La facture sera à la charge de la société et les laboratoires ainsi que le système seront au top de leurs rendement.

Belle vison d’un monde malade mais sans aucun traitement de fond pour le remettre sur pied.

La médecine actuelle est symptomatique du symptôme, et la guérison n’est plus la rémission elle est l’ultime espérance de ceux qui attende en bon patient les résultat des analyses non stop dans l’univers de la médecine moderne. Le jugement humain n’a dans ce monde que peut de place.

Vouloir supprimer les symptômes n’est pas soigné, car le symptôme est l’expression du mal mais n’est pas le mal lui même. L’apprentissage de la santé doit être l’apprentissage des êtres à connaître leurs corps et non pas à donné leurs corps à la science  or de toutes conscience.

Dans ce monde inventif il est désormais préférable d’être malade que bien portant.

Le malade est entouré d’une attention particulière au non de l’humanitaire alors que les processus de prises en charges sont les contres parties obligatoires, de fait contre nature.

Le malade n’a plus rien à faire sinon absorber des produits chimiques toute la journée. Mais tous n’est pas perdu, il à une identité pour la vie : il est malade.
L’aliénation de la société actuelle conduit un nombre croissant d’être vers le statut de malade.

Le malde du XXIme siècle n’a subitement plus de compte a rendre, il est malade alors la prise en charge est totale.

Ce contrat d’alliance est la porte ouverte à tous les abus et à toutes les monstruosités.

L’handicap est montré comme comme une nouvelle norme. Cette normalisation est l’avènement d’un nouveau genre d’humain proche de la caste des intouchables.

A la masse laborieuse il faut ajouter la masse intouchable celle qui rapporte gros au système prédateur.

Le dépistage et à « l’HORREUR » de la société malade chronique où l’on vous dit que la maladie est votre affaire pour ne pas dire leurs affaires juteuses.

Le pronostic vital est votre  sauf-conduit votre garde du corps pour les examens avec les nouveaux outils des temples de la médecine moderne.

Depuis quelques temps la propagande pour le dépistage en tous genre bat son plein.

Ils en veulent à vos intestins, à votre prostate, à vos seins et à vos ovaires.

Votre sang les intéresse, vos excréments aussi…. Tout est bon dans le cochon…

Vous n’avez pas le droit de pas savoir, la prise en charge est l’assurance d’un parcours sans faute. Devenir un patient ça s’apprend et les hôpitaux sont là pour cela car il faudra prendre votre mal en patience, même si vous n’avez rien, surtout si vous n’avez rien.

C’est d’ailleurs si vous n’avez rien que vous devenez suspect.

Cet homme là est bien portant? Qu’on lui fasse une colposcopie, on trouvera bien un petit polype qui justifiera une opération par les voie naturelles, avec l’assurance d’une rémission momentanée avant d’entreprendre les grands travaux par voie basse, et pourquoi pas l’ablation de l’organe par les trous du nez?

Ou alors une dissolution de la tumeur par injection de nouvelles molécules cultivées in vivo grace à votre bébé médecine ou dans la culture de vos propres cellules souches ?

Dans tous les cas une caméra dans le cul, c’est déjà le début du parcours pour une nomination au oscar de la bêtise.

le podium est grand il y aura de la place pour tous le monde.

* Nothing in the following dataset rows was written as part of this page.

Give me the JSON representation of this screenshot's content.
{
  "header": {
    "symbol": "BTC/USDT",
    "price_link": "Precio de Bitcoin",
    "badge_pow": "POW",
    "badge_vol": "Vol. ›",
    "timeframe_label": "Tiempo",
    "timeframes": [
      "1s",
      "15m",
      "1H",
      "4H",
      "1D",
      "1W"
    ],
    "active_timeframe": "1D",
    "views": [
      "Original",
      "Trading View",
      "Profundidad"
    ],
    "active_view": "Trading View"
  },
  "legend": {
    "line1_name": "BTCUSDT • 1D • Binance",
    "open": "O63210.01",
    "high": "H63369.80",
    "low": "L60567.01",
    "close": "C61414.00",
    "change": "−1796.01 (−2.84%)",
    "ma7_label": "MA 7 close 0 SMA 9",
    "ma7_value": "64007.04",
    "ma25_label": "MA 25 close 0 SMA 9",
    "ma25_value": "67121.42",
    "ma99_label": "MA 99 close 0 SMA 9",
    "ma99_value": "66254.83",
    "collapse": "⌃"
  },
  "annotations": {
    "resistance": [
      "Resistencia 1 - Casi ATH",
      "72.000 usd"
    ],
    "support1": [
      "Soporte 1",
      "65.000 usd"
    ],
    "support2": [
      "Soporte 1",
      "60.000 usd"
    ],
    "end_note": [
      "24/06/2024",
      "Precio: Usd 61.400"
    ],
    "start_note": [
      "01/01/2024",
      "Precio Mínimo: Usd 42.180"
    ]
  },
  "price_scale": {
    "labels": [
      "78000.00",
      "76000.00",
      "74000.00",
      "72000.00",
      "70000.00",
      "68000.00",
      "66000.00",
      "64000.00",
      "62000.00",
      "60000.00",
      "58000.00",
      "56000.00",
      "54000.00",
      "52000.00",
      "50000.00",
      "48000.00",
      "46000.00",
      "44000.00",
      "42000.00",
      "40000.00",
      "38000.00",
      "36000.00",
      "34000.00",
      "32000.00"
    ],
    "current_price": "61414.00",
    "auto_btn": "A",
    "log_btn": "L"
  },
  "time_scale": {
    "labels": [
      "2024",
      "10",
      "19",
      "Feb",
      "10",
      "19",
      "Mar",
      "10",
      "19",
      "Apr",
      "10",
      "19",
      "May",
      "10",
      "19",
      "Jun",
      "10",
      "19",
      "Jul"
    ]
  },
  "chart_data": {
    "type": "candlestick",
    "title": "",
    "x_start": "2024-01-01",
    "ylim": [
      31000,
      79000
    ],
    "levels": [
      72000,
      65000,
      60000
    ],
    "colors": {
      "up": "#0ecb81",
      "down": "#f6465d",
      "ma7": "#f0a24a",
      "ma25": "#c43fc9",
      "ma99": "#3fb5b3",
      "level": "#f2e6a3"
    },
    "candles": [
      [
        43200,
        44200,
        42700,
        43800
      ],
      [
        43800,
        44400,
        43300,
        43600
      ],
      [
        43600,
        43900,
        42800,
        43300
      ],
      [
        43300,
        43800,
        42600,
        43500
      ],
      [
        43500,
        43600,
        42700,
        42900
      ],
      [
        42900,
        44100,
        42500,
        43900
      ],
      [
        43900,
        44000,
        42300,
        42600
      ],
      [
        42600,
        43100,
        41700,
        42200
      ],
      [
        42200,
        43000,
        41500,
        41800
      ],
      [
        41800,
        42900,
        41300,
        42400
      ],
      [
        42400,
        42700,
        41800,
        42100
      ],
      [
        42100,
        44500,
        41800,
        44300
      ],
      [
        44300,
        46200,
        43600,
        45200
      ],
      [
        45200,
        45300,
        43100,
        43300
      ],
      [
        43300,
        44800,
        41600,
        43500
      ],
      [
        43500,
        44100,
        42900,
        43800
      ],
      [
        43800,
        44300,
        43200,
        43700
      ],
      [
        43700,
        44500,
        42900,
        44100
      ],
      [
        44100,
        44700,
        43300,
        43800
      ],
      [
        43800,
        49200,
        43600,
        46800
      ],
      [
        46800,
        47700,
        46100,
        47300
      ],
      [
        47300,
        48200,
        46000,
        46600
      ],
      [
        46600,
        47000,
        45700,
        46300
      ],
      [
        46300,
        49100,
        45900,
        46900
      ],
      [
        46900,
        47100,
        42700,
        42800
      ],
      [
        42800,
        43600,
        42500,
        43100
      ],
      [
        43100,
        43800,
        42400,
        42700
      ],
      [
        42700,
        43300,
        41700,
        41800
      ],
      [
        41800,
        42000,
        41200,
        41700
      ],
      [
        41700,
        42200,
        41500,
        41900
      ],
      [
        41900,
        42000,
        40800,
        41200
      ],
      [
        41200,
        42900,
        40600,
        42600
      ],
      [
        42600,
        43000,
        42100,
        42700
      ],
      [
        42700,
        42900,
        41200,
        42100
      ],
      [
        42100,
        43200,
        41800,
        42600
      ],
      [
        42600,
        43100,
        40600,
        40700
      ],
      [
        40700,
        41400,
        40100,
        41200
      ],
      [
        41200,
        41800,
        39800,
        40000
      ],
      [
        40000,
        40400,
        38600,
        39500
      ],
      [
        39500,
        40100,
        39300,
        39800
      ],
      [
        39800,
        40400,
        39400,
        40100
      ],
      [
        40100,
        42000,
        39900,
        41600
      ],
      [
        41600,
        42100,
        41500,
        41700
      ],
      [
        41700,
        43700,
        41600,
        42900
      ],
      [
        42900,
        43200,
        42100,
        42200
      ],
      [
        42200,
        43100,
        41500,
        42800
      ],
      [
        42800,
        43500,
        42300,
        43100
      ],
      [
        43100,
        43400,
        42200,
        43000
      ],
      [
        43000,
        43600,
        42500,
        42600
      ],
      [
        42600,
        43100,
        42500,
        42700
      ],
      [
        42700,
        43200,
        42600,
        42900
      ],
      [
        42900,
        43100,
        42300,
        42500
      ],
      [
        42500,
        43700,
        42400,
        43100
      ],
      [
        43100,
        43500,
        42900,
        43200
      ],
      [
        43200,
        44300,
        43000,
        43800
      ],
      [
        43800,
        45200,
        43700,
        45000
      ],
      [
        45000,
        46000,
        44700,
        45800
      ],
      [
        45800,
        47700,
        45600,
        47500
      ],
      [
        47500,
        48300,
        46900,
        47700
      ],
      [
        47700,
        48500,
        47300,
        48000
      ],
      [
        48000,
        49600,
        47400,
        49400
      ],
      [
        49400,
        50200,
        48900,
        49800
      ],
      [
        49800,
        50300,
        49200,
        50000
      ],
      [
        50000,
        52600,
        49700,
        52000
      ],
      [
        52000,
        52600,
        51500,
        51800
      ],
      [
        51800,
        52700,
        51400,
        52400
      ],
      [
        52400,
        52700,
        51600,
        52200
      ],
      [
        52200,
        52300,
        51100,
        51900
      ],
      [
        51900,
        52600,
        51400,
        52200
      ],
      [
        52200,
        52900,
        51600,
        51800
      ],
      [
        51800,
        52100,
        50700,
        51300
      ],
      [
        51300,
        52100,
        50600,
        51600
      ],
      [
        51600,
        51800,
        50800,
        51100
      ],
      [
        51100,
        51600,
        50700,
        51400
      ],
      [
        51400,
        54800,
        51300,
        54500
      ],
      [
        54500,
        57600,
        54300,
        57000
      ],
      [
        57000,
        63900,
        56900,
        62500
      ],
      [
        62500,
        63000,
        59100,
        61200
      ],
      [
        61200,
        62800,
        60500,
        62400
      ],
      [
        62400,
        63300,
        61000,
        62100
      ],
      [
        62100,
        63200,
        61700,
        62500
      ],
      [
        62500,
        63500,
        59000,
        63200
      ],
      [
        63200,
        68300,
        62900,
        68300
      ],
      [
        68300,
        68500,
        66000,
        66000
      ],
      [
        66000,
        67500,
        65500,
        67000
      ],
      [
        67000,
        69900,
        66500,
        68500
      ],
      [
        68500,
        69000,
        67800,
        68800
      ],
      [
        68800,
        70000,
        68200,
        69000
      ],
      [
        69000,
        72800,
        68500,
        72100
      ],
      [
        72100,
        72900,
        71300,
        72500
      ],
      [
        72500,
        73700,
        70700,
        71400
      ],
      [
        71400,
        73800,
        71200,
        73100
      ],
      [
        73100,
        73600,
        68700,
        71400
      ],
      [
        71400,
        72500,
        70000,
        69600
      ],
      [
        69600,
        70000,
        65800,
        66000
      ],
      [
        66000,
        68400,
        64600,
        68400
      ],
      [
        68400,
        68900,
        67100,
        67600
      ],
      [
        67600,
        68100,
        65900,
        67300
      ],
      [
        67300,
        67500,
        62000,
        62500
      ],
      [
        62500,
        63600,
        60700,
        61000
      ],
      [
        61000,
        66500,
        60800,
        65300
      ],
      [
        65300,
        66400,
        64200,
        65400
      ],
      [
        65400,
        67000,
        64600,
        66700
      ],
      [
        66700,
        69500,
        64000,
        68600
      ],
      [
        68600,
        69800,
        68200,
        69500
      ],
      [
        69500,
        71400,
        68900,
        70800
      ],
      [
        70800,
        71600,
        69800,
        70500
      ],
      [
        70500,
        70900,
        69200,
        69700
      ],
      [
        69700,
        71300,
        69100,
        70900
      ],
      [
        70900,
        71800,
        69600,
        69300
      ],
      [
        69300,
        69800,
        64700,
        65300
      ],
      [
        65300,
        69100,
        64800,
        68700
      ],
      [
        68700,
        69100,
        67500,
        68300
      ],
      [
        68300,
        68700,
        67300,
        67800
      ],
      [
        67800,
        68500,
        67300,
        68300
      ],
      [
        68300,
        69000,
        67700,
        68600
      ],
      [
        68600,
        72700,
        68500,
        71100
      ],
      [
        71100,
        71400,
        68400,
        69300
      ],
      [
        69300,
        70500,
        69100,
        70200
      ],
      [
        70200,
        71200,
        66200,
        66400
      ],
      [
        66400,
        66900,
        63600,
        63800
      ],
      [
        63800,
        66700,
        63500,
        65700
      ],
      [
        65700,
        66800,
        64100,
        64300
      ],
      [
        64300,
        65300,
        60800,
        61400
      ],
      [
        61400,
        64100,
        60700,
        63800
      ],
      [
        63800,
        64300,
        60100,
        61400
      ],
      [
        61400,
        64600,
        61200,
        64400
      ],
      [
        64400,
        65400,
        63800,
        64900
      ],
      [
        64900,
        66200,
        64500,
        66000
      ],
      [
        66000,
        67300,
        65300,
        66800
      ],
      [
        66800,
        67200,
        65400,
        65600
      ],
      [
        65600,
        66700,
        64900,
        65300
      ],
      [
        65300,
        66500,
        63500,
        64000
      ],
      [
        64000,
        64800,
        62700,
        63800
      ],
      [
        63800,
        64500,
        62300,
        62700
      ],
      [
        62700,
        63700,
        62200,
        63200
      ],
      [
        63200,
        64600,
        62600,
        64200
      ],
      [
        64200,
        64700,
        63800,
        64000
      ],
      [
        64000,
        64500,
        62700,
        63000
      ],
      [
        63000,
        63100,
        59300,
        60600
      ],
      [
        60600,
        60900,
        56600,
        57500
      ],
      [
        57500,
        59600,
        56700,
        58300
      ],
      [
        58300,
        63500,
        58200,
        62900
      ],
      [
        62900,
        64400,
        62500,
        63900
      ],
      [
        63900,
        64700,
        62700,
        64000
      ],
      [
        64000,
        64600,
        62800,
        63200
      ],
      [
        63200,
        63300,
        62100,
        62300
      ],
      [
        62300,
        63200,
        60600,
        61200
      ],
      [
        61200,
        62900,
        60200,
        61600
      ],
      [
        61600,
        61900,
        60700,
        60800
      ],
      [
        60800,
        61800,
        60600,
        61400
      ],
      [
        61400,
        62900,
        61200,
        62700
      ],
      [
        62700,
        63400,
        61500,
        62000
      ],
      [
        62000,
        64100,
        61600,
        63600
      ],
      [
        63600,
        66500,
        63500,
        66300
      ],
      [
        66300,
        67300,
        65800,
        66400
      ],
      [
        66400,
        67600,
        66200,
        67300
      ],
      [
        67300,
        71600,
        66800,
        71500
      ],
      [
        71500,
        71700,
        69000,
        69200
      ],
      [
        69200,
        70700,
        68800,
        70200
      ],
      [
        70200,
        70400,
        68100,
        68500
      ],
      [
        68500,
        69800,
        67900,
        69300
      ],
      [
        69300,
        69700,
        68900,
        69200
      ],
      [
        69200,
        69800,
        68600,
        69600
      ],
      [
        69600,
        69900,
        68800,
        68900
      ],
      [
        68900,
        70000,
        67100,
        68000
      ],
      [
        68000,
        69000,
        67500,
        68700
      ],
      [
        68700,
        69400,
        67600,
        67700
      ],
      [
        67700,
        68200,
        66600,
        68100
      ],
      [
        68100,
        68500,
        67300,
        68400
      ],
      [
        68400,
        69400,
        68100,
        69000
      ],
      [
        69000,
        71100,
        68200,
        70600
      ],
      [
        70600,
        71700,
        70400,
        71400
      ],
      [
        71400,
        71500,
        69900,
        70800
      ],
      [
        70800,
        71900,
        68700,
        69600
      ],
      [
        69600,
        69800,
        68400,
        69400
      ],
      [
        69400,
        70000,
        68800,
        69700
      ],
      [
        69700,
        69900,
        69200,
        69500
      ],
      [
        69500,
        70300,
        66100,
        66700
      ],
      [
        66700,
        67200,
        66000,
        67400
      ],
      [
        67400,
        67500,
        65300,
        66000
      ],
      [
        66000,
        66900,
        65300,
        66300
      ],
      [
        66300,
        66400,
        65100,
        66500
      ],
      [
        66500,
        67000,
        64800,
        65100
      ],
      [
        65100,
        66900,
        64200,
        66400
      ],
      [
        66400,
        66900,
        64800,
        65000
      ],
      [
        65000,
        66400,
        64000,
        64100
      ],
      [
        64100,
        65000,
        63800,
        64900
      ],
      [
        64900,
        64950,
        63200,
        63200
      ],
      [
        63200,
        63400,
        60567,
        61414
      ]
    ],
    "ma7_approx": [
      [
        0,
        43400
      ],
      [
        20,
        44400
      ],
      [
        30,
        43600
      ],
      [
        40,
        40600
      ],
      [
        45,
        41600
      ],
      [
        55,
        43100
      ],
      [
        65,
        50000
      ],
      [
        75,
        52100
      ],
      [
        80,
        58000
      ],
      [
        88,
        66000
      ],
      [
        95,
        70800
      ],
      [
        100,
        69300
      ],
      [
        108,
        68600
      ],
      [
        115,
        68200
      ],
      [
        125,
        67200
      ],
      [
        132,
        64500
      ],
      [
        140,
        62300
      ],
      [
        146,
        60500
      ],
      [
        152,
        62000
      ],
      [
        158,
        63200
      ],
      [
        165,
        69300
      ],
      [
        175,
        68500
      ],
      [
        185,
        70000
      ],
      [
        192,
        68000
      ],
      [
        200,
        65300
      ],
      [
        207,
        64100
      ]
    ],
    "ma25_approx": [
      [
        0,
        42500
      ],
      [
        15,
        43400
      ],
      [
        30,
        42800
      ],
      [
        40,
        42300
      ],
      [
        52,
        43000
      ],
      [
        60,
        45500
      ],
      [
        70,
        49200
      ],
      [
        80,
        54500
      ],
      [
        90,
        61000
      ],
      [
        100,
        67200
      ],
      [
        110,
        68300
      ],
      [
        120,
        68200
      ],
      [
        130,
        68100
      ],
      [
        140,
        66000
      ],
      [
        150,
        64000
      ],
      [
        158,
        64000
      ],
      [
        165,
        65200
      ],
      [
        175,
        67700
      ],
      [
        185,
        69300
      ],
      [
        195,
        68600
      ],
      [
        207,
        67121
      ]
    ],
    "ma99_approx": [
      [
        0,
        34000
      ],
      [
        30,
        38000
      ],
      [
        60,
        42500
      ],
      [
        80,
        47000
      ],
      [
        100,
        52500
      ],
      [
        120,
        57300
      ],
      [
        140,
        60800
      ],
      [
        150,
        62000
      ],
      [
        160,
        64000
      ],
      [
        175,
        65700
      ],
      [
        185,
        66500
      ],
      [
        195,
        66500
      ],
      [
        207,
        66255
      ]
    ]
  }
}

Des nouvelles de la propagande :

Même sur les sacs donnés par le boulanger du coin le message est incontournable sur les 2 faces.

Côté pile :
j’ai 50 ans, je dis COLORECTAL.

Côté face :
Le dépistage du cancer du sein.
Parlez aux femmes que vous aimez.
Dès 50 ans, c’est tous les 2 ans.

Bon si vous n’avez pas compris c’est que vous êtes MALADE .

Cette critique ne s’adresse pas pas ceux qui ont fait de leurs vie un rempart contre la souffrance et la maladie.

À ces Femmes et à ces Hommes pour qui être médecin est une vocation et pour qui la guérison du malade est le seul objectif. Je dit merci à ceux-là  d’être encore parmi nous.